Investors are clearly happy after Groupon's (GRPN) stock jumped nearly 13% after the board fired CEO Andrew Mason. Mason has been under pressure due to poor earnings and a falling stock price. Since its IPO, Groupon's stock is down more than 82%. Not quite the return shareholders were expecting.
So with Mason out, the market seems to believe Groupon has a fighting chance given the sharp rise up after the announcement. However, I honestly don't believe his firing changes anything. Groupon's business model is the problem, not Mason.
Groupon fails because the small businesses offering the discounts end up losing money. Not only will a business have to offer a steep discount for a product or service, but will also have to pay a high commission structure to Groupon, just for listing the deal.
The theory behind small businesses doing this is even though they would lose money on the coupons, they believe they can attract long-term customers. Unfortunately, this theory is wrong. The businesses find customer volume falls off after the deals are done and they are not much better off than before they offered the coupon.

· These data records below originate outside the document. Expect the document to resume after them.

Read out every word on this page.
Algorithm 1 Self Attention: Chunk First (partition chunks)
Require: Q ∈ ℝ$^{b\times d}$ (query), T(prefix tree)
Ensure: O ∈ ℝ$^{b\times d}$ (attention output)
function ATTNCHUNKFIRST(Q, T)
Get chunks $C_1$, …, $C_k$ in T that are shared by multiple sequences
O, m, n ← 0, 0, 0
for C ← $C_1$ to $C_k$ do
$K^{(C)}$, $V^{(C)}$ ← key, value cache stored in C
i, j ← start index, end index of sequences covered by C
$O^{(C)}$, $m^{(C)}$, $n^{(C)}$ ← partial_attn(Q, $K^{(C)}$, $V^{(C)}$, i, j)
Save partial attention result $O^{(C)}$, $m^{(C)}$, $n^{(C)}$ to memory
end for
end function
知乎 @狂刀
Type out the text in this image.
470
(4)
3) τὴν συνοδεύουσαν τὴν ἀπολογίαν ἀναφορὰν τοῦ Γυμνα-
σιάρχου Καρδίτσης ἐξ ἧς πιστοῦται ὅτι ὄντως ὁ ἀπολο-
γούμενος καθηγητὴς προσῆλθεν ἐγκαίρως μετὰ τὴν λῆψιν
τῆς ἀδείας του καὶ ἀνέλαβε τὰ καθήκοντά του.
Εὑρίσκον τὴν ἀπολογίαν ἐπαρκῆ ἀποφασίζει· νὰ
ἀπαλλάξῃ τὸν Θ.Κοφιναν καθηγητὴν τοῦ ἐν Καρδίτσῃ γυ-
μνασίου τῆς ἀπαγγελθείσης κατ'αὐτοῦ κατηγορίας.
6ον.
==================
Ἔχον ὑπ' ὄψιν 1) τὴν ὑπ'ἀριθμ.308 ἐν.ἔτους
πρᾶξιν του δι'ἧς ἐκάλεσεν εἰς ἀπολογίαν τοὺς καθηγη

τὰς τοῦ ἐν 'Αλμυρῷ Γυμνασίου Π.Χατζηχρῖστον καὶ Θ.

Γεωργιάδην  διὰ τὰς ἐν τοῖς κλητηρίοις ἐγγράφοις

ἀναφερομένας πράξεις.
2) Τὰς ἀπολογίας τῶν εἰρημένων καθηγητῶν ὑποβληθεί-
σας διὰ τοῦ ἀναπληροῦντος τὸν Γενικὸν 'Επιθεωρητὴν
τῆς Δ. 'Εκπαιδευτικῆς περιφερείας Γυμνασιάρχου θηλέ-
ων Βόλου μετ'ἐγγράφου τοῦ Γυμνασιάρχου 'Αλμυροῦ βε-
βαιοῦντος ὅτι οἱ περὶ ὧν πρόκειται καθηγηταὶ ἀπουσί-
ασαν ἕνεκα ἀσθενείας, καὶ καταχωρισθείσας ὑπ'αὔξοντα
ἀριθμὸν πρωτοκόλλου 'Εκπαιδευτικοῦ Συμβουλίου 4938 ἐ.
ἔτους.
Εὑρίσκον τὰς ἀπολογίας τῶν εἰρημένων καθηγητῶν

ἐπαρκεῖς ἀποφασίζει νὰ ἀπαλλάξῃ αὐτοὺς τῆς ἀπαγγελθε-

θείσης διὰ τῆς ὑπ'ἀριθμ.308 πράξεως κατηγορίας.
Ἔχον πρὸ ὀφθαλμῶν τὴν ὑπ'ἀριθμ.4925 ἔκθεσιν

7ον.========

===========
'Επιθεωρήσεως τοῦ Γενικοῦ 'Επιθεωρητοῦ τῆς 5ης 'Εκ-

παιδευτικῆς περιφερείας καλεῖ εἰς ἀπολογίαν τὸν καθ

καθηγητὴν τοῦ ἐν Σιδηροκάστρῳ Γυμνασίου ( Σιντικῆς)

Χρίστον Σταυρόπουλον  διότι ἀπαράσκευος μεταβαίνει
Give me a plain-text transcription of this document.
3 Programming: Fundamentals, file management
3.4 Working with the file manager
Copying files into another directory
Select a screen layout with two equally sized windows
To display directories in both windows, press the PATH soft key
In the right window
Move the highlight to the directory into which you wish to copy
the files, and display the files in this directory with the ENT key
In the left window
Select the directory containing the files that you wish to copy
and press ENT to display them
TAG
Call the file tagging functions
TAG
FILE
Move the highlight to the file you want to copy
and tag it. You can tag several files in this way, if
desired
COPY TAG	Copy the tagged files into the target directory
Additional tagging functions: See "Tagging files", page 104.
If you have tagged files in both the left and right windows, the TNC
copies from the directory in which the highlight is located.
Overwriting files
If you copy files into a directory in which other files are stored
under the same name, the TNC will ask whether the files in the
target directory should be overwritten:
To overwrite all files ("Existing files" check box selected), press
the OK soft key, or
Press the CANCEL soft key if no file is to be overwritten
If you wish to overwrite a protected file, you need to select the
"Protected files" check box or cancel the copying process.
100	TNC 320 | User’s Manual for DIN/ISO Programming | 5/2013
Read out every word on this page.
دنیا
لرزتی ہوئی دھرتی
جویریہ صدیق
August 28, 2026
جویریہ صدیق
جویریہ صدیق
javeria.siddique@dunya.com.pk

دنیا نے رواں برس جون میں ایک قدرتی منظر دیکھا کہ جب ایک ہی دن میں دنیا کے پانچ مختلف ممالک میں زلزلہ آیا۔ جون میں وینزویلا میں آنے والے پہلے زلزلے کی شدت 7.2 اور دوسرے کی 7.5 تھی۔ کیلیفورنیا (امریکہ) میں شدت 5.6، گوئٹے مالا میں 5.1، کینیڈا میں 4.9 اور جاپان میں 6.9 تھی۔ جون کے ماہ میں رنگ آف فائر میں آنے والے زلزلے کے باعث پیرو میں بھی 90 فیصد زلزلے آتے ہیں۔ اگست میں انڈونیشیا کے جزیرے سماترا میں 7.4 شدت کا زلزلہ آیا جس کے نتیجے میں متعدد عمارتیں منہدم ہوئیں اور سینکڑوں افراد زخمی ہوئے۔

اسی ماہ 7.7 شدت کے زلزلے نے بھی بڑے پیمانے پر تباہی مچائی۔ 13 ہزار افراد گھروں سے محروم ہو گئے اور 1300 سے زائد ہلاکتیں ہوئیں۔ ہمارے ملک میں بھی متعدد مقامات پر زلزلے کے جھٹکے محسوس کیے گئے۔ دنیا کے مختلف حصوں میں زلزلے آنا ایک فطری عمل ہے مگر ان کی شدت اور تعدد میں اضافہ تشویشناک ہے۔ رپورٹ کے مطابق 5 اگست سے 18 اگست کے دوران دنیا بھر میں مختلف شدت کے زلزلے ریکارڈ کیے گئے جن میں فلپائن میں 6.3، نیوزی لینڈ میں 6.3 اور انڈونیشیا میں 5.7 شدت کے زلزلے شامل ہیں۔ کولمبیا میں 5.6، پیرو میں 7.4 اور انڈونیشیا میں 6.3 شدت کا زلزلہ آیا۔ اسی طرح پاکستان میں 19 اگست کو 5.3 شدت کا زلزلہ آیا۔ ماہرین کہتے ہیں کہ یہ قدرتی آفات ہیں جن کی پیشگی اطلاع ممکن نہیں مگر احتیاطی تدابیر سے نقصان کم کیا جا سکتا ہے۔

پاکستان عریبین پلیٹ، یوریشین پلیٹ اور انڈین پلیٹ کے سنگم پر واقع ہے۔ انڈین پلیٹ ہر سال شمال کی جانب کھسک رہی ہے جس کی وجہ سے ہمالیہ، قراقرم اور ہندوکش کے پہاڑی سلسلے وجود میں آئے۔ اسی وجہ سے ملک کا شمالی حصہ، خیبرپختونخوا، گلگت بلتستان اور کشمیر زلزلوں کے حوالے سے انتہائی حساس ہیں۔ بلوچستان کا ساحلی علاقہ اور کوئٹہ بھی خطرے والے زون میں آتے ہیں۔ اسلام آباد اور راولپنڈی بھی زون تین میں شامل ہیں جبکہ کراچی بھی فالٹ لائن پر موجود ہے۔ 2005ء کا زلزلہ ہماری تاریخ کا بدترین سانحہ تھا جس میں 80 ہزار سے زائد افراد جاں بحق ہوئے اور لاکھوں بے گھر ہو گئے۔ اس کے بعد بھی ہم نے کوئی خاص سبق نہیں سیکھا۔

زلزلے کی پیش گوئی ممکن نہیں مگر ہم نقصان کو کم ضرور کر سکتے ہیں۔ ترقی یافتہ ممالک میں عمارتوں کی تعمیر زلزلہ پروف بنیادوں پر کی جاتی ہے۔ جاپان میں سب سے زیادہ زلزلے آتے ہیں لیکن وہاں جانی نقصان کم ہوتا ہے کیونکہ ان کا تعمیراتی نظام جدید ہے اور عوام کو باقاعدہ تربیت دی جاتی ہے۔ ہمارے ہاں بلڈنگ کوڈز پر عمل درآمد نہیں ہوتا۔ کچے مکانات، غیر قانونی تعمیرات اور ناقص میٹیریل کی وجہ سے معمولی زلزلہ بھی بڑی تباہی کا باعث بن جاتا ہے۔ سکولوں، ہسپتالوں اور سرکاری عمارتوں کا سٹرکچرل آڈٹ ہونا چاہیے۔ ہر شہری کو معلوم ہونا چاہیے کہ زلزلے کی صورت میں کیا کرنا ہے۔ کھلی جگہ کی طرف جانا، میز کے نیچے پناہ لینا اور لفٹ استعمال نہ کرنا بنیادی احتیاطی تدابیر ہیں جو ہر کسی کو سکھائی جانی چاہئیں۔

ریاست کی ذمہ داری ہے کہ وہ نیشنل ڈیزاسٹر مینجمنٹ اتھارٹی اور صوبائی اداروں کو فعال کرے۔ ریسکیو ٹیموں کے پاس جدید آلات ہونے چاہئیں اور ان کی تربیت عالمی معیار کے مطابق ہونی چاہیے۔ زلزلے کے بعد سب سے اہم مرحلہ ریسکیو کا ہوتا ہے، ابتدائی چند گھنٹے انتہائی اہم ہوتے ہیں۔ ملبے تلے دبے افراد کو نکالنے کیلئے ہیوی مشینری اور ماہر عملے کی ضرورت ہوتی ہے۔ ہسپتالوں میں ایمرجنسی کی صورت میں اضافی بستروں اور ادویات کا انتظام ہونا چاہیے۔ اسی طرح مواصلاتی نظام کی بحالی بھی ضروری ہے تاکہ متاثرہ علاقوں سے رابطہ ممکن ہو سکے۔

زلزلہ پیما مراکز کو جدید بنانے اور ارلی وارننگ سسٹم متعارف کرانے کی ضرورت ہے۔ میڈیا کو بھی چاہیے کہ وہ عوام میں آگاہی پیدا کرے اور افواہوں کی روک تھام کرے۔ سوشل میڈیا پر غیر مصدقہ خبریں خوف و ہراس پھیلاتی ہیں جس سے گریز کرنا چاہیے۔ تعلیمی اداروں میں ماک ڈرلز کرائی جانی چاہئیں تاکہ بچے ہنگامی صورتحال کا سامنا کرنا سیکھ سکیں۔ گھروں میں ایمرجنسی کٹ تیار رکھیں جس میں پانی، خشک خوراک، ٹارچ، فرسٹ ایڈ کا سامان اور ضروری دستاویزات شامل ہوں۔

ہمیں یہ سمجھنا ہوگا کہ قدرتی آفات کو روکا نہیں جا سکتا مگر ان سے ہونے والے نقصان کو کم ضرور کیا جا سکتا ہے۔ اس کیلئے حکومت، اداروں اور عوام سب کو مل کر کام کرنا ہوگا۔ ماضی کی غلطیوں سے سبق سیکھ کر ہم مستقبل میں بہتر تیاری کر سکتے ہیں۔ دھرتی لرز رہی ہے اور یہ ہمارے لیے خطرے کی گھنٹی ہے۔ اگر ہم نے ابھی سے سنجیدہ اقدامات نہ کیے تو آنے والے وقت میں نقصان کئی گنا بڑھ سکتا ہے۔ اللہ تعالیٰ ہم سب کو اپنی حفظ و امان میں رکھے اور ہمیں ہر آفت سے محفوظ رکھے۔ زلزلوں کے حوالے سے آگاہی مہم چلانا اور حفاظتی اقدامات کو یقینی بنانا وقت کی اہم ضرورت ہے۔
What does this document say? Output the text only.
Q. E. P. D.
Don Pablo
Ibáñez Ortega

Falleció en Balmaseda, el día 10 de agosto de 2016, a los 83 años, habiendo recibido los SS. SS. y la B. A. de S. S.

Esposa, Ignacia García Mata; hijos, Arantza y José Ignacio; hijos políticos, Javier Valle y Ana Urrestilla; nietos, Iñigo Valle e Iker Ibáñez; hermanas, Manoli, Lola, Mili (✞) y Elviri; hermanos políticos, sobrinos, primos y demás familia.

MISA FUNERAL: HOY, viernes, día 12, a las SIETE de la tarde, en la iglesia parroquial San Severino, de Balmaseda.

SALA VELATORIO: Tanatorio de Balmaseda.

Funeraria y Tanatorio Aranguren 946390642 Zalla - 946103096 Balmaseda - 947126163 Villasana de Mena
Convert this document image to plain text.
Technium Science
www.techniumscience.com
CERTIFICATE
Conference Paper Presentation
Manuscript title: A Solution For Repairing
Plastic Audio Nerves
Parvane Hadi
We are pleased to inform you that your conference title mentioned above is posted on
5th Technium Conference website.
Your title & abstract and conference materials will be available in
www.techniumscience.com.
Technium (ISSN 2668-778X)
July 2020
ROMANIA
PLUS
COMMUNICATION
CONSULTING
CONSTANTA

Business owners have no incentive to list deals through Groupon. In fact, it would end up hurting the business by doing so. So why would a business owner renew a deal on Groupon?
The company's problem is not related to who is CEO, but is about the business model. In fact, the next CEO will run into the same issues that Mason had. Unless the new CEO can change the entire business model, it's very unlikely much can be done to turn the company around.
Even with Mason gone, investors should just stay away. This is a company which should have never gone public to begin with. Eventually the volume of coupons will drastically fall and no matter how big Groupon's sales force is, it won't be able to stop the bleeding when the coupon issuers do not benefit. Groupon's best option is to adapt to a stronger business model and not just focus on management change.